/Boracay Island in Philippines Shut Down for Environmental Rehabilitation

Boracay Island in Philippines Shut Down for Environmental Rehabilitation

Boracay Island in Philippines Shut Down for Environmental Rehabilitation

Boracay Islands in Philippines (Photo credits: Facebook/Beaches Of The World)

The Boracay Islands, a world-class tourist spot famous for its clear beaches and surrounding beauty will be closed for 6 months starting April 26, Thursday. No more foreign or local tourists will be allowed to enter this beauty harbouring a lot of marine life. The island has been closed for environmental rehabilitation. The Department of Tourism (DOT) in an advisory issued said, “The Boracay closure will begin on April 26, 2018 as it undergoes environmental rehabilitation for the next six months. We urge the public to be guided accordingly as we restore the island to its former glory.”

The DOT also warned that “identified tourists will be stopped at the jetty port” if they would attempt to enter the island. Only the residents, workers and resort owners with proper identification cards and terminal passes will have the access to these islands. And it will be only the residents who can swim in designated beach. The visitors to the residents will also not get an entry into the island unless “emergency situations with the clearance security of the (government) security committee,” the DOT said.

There order says that there should be no floating structures allowed up to 3 kms from the shoreline of the beach. The Bureau of Immigration will thoroughly check the foreign residents and re-validate them. The Boracay Islands has close to 2 million tourists pouring in to enjoy the beautiful beaches with white sand and crystal clear waters.

The government is now making efforts to clean up and rehabilitate the island under the order of the President Rodrigo Duterte. Malay Mayor Ciceron Calawaing and Caticlan port administrator Never Maquirang are implementing the said order. A popular hub for tourism, some business owners and resort owners had opposed the shut down of the island but care has been taken to deal with the opposition. Armed security personnel have been sent to provide “maximum” security to the island. Another 600 policemen will be posted to ensure peace and order on the islands, informed the police.
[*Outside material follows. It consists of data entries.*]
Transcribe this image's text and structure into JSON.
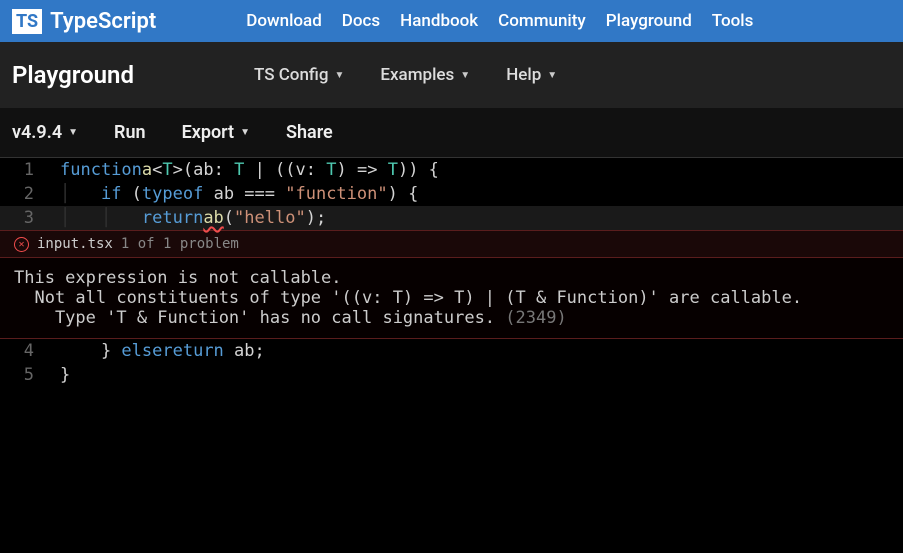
{
  "brand": {
    "logo": "TS",
    "name": "TypeScript"
  },
  "nav": [
    "Download",
    "Docs",
    "Handbook",
    "Community",
    "Playground",
    "Tools"
  ],
  "subnav": {
    "title": "Playground",
    "items": [
      "TS Config",
      "Examples",
      "Help"
    ]
  },
  "toolbar": {
    "version": "v4.9.4",
    "run": "Run",
    "export": "Export",
    "share": "Share"
  },
  "code": {
    "lines": [
      {
        "n": "1",
        "tokens": [
          [
            "kw",
            "function"
          ],
          [
            "id",
            " "
          ],
          [
            "fn",
            "a"
          ],
          [
            "op",
            "<"
          ],
          [
            "type",
            "T"
          ],
          [
            "op",
            ">("
          ],
          [
            "id",
            "ab"
          ],
          [
            "op",
            ": "
          ],
          [
            "type",
            "T"
          ],
          [
            "op",
            " | (("
          ],
          [
            "id",
            "v"
          ],
          [
            "op",
            ": "
          ],
          [
            "type",
            "T"
          ],
          [
            "op",
            ") => "
          ],
          [
            "type",
            "T"
          ],
          [
            "op",
            ")) {"
          ]
        ]
      },
      {
        "n": "2",
        "tokens": [
          [
            "id",
            "    "
          ],
          [
            "kw",
            "if"
          ],
          [
            "op",
            " ("
          ],
          [
            "kw",
            "typeof"
          ],
          [
            "id",
            " ab "
          ],
          [
            "op",
            "=== "
          ],
          [
            "str",
            "\"function\""
          ],
          [
            "op",
            ") {"
          ]
        ]
      },
      {
        "n": "3",
        "hl": true,
        "tokens": [
          [
            "id",
            "        "
          ],
          [
            "kw",
            "return"
          ],
          [
            "id",
            " "
          ],
          [
            "sq",
            "ab"
          ],
          [
            "op",
            "("
          ],
          [
            "str",
            "\"hello\""
          ],
          [
            "op",
            ");"
          ]
        ]
      },
      {
        "n": "4",
        "tokens": [
          [
            "id",
            "    } "
          ],
          [
            "kw",
            "else"
          ],
          [
            "id",
            " "
          ],
          [
            "kw",
            "return"
          ],
          [
            "id",
            " ab;"
          ]
        ]
      },
      {
        "n": "5",
        "tokens": [
          [
            "op",
            "}"
          ]
        ]
      }
    ]
  },
  "error": {
    "file": "input.tsx",
    "count": "1 of 1 problem",
    "lines": [
      "This expression is not callable.",
      "  Not all constituents of type '((v: T) => T) | (T & Function)' are callable.",
      "    Type 'T & Function' has no call signatures."
    ],
    "code": "(2349)"
  }
}
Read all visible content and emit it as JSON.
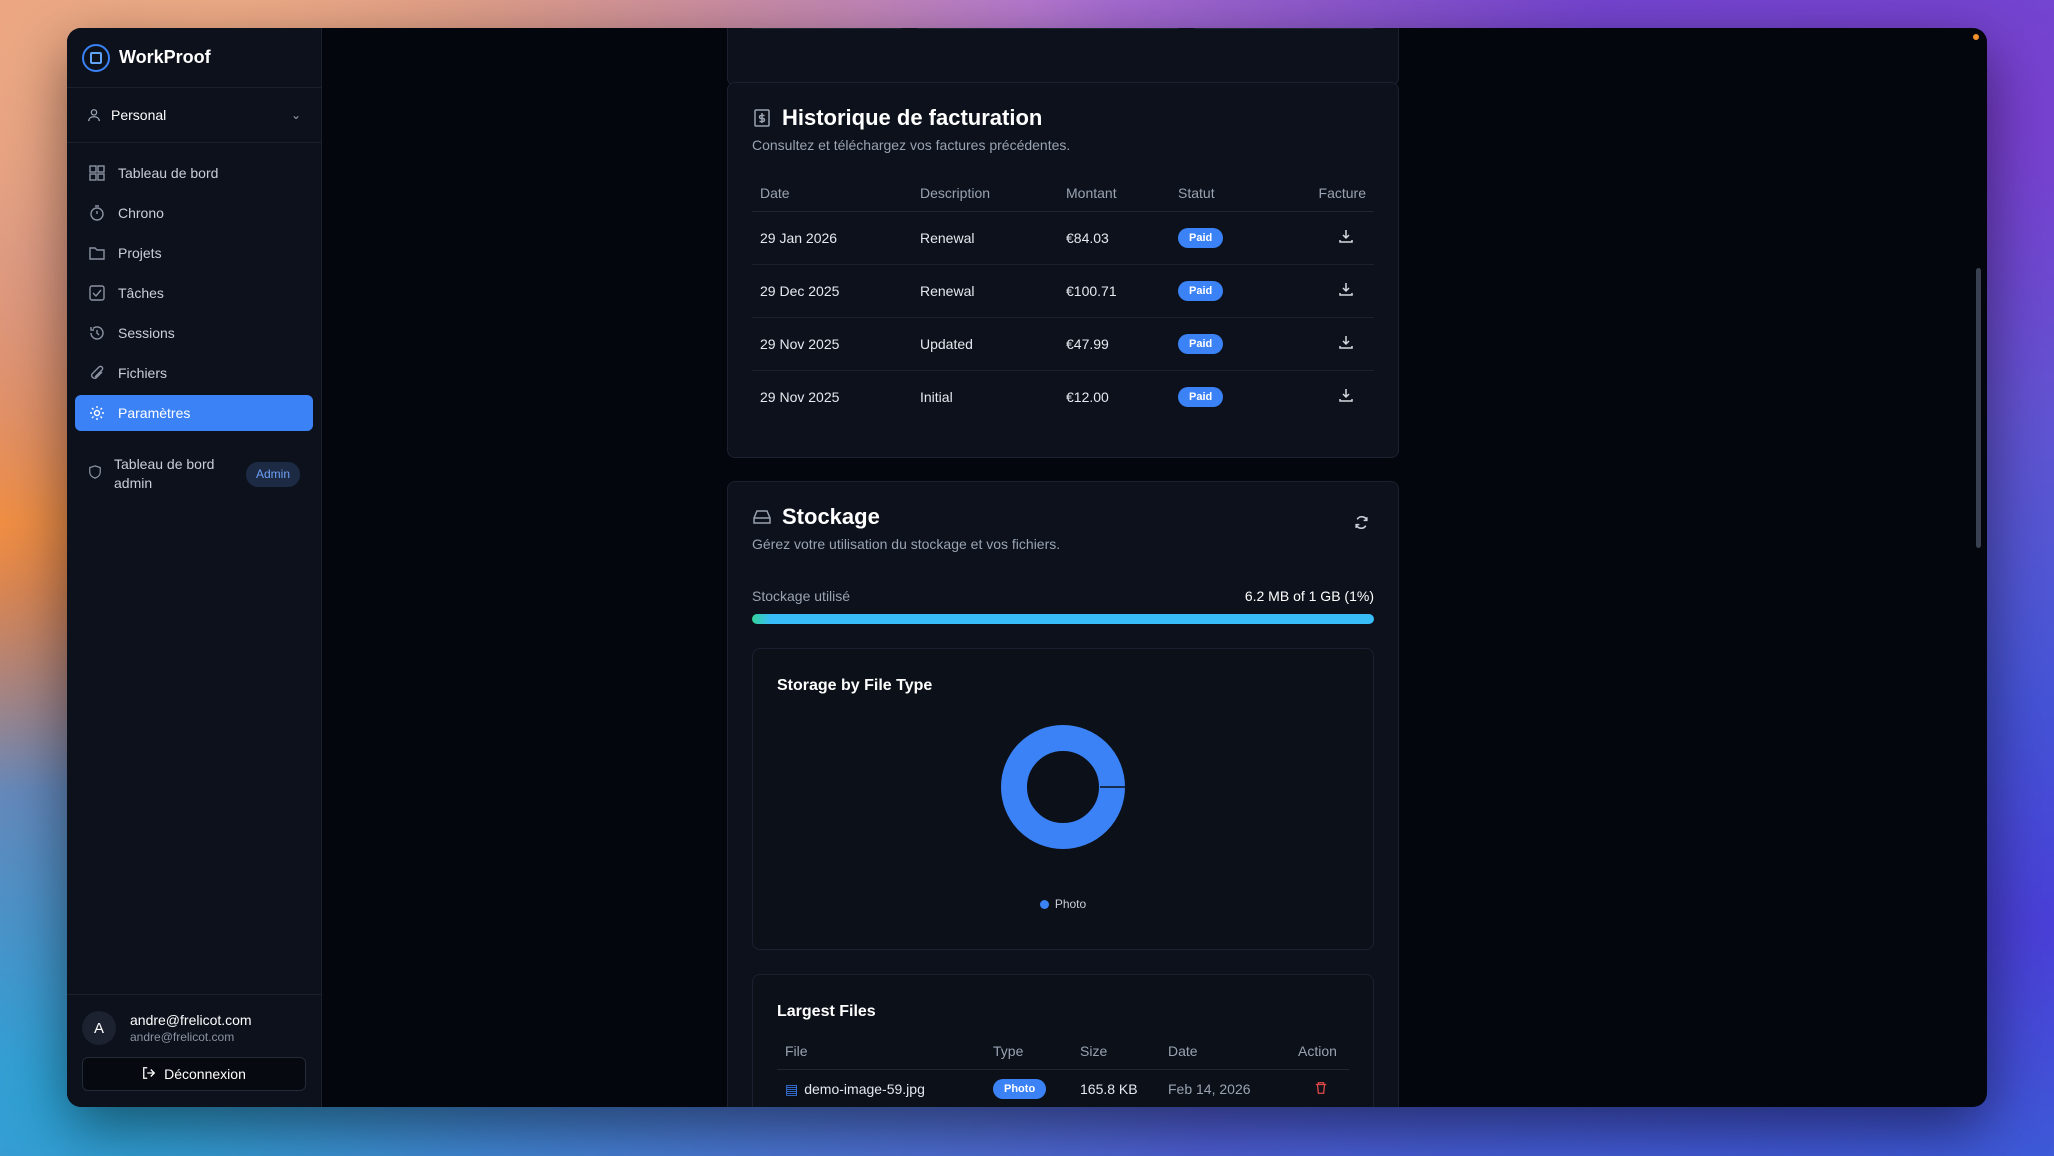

Not just this, the police have had practice of the likely disturbances which could be faced during the clean up period. Police conducted exercises simulating clashes with protesters, terrorist attacks and even hostage incident. The military and the Coast Guard will also help the police maintain order.

“We (Coast Guard) will extend whatever help we can give…We will help in the patrol and enforcement of regulations…..We will monitor the development there,” Capt. Armand Balilo, Coast Guard spokesman said. The army troops from Cebu nearby in the central Philippines have also been tapped to help ensure security on the island.

This shut-down will likely affect the lives of of almost 47,000 residents on the island. The President had issued the order for temporary closure on April 4 and the rehabilitation will take about 6 months starting from April 26. The shut down will also affect the economy of Philippine as tourism will hit the low. It is estimated to affect about 1.96 billion pesos (roughly 34.5 million U.S. dollars), according to Economic Planning Secretary Ernesto Pernia. Tourists will have to wait for a good six months to enjoy the beauty of Boracay Islands all over.